TonyTony is the carer and Enduring Power of Attorney for his wife Rosa who has dementia. Rosa receives a number of in-home supports including assistance with showering. Tony contacted OPAN because Rosa’s home care service was sending a different support worker to shower Rosa each day and Tony noticed that Rosa was getting distressed undressing and showering in front of so many people who she was not familiar with. OPAN’s advocate listened to Tony’s concerns and informed Tony that Rosa had a right to be treated with dignity and to receive care that was respectful of her privacy and individual preferences. The advocate asked Tony who Rosa’s preferred support workers were and later supported Tony to discuss his concerns and Rosa’s care preferences with the Manager of the Home Care Service. Rosa now has two regular workers who provide showering assistance.
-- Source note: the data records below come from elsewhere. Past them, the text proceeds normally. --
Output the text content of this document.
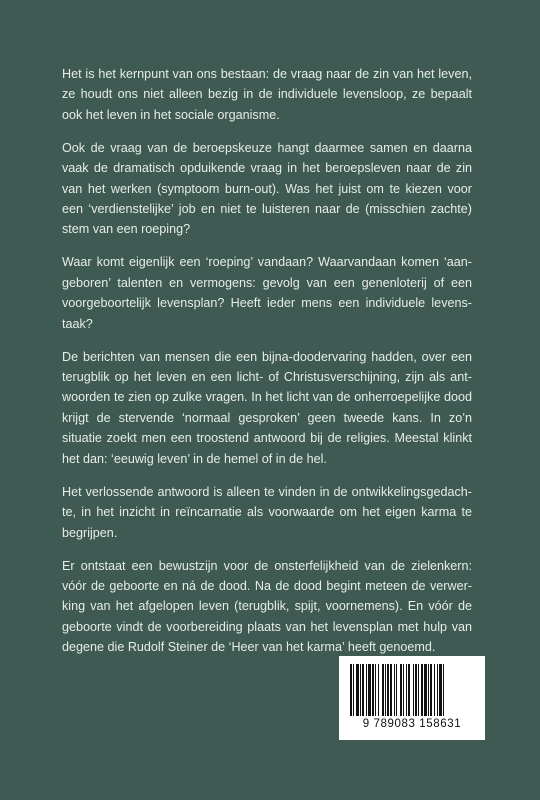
Het is het kernpunt van ons bestaan: de vraag naar de zin van het leven, ze houdt ons niet alleen bezig in de individuele levensloop, ze bepaalt ook het leven in het sociale organisme.

Ook de vraag van de beroepskeuze hangt daarmee samen en daarna vaak de dramatisch opduikende vraag in het beroepsleven naar de zin van het werken (symptoom burn-out). Was het juist om te kiezen voor een ‘verdienstelijke’ job en niet te luisteren naar de (misschien zachte) stem van een roeping?

Waar komt eigenlijk een ‘roeping’ vandaan? Waarvandaan komen ‘aangeboren’ talenten en vermogens: gevolg van een genenloterij of een voorgeboortelijk levensplan? Heeft ieder mens een individuele levenstaak?

De berichten van mensen die een bijna-doodervaring hadden, over een terugblik op het leven en een licht- of Christusverschijning, zijn als antwoorden te zien op zulke vragen. In het licht van de onherroepelijke dood krijgt de stervende ‘normaal gesproken’ geen tweede kans. In zo’n situatie zoekt men een troostend antwoord bij de religies. Meestal klinkt het dan: ‘eeuwig leven’ in de hemel of in de hel.

Het verlossende antwoord is alleen te vinden in de ontwikkelingsgedachte, in het inzicht in reïncarnatie als voorwaarde om het eigen karma te begrijpen.

Er ontstaat een bewustzijn voor de onsterfelijkheid van de zielenkern: vóór de geboorte en ná de dood. Na de dood begint meteen de verwerking van het afgelopen leven (terugblik, spijt, voornemens). En vóór de geboorte vindt de voorbereiding plaats van het levensplan met hulp van degene die Rudolf Steiner de ‘Heer van het karma’ heeft genoemd.

9 789083 158631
LoisLois receives a Level 4 Home Care Package and contacted OPAN because her Home Care Service refused to provide her with regular physiotherapy as part of her package. OPAN’s advocate listened to Lois’ concerns and informed Lois that she had the right to choose the type of care and services she would like to receive. The advocate assisted Lois to understand and review the budget for her Home Care Package and identified that Lois could afford to access physiotherapy once a fortnight. The advocate supported Lois to discuss her care preferences in a meeting with the Manager of the Home Care Service. The Manager suggested that Lois’ Home Care Package could not afford physiotherapy because the cost associated with transporting Lois to their physiotherapy clinic would take her over budget. The advocate assisted Lois to identify local physiotherapists that could deliver services in Lois’ own home, eliminating the need for transport. Lois’ Home Care Package now provides her with fortnightly in home physiotherapy services delivered by her preferred physiotherapist.
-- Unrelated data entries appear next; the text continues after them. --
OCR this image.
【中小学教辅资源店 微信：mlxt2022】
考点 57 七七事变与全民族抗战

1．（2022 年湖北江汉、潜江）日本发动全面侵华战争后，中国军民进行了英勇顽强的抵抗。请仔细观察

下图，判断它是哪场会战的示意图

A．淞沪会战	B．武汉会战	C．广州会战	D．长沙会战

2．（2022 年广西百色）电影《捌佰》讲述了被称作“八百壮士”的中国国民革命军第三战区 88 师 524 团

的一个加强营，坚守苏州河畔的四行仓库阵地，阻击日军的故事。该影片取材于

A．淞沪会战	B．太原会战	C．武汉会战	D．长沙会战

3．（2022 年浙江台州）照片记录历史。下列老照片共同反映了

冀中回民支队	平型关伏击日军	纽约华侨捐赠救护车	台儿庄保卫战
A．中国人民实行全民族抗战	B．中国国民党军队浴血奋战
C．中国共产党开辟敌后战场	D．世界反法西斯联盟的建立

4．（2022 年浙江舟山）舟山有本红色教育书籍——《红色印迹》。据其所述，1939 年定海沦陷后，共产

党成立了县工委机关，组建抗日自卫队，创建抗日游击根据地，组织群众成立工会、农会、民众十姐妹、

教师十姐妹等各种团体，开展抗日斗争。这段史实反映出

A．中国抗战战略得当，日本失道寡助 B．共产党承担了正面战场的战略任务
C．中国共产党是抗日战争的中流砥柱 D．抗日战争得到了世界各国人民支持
AlbertAlbert, who lives in a residential aged care facility, recently had a fall whilst walking through the facility garden. Following his fall, the facility told Albert that he was a falls risk and would now require assistance with showering. Albert contacted OPAN because he felt that this was a breach of his privacy. OPAN’s advocate listened to Albert’s concerns and informed Albert that he had the right to personal privacy and the right to make decisions about his care, even when those decisions might involve an element of risk. The advocate supported Albert to discuss his concerns with the Manager of the aged care facility. At this meeting it was agreed that Albert would sign a waiver accepting personal responsibility for any injury that may occur as a result of his decision to shower unassisted. Albert was happy with this outcome and continues to shower independently.
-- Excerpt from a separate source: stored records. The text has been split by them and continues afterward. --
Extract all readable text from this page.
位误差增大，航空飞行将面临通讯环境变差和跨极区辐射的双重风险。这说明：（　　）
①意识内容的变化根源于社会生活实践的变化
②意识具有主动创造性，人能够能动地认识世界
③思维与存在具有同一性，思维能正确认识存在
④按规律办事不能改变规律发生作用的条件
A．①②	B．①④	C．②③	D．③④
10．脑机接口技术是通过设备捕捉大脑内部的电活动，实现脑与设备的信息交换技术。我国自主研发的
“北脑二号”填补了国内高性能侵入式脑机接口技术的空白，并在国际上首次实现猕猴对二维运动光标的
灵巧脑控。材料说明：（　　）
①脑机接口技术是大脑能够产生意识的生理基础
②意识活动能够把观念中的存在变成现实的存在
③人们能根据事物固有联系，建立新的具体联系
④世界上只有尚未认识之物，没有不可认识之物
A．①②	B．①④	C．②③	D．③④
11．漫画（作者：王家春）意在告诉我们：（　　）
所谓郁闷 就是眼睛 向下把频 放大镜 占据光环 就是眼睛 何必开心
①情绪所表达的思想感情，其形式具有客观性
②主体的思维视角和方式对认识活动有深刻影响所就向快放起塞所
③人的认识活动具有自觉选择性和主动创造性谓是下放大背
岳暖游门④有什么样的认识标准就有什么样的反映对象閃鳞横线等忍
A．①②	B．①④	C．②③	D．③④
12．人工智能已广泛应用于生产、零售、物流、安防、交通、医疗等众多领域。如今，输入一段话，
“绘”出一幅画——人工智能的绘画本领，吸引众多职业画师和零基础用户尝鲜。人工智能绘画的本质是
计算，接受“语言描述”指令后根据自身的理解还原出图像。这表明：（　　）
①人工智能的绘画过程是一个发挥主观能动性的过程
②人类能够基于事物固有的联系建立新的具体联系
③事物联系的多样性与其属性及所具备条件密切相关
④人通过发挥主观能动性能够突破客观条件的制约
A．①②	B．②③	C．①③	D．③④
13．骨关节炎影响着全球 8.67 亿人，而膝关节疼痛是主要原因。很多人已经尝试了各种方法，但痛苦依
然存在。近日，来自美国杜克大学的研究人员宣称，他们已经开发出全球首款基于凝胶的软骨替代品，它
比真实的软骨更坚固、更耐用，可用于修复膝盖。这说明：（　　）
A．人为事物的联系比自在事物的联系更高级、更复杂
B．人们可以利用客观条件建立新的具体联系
CarmenCarmen receives a cleaning service through the Commonwealth Home Support Program once a fortnight. Carmen contacted OPAN because her support worker had been cutting her regular service short by up to 20 minutes a shift and was not completing all the required cleaning tasks. Carmen was particularly concerned about her floors being mopped and not dried, as she recently slipped on wet tiles. OPAN’s advocate listened to Carmen’s concerns and informed her that she has the right to receive a reliable and safe service. The advocate supported Carmen to raise her concerns at a meeting with the Manager of the service who was not aware that Carmen’s service had been finishing early. The Manager also expressed concerned about the risks associated with Carmen’s floors being left wet. The Manager informed Carmen that as a result of her complaint, all staff would receive further training on ensuring client safety and would also be instructed to adhere to the allocated timeframes of a shift. In addition to this, the advocate assisted Carmen to prioritise tasks to be completed with each cleaning shift and ensured that this was clearly documented in Carmen’s care plan. Since the involvement of OPAN, Carmen has noticed a significant improvement in the quality of the cleaning service.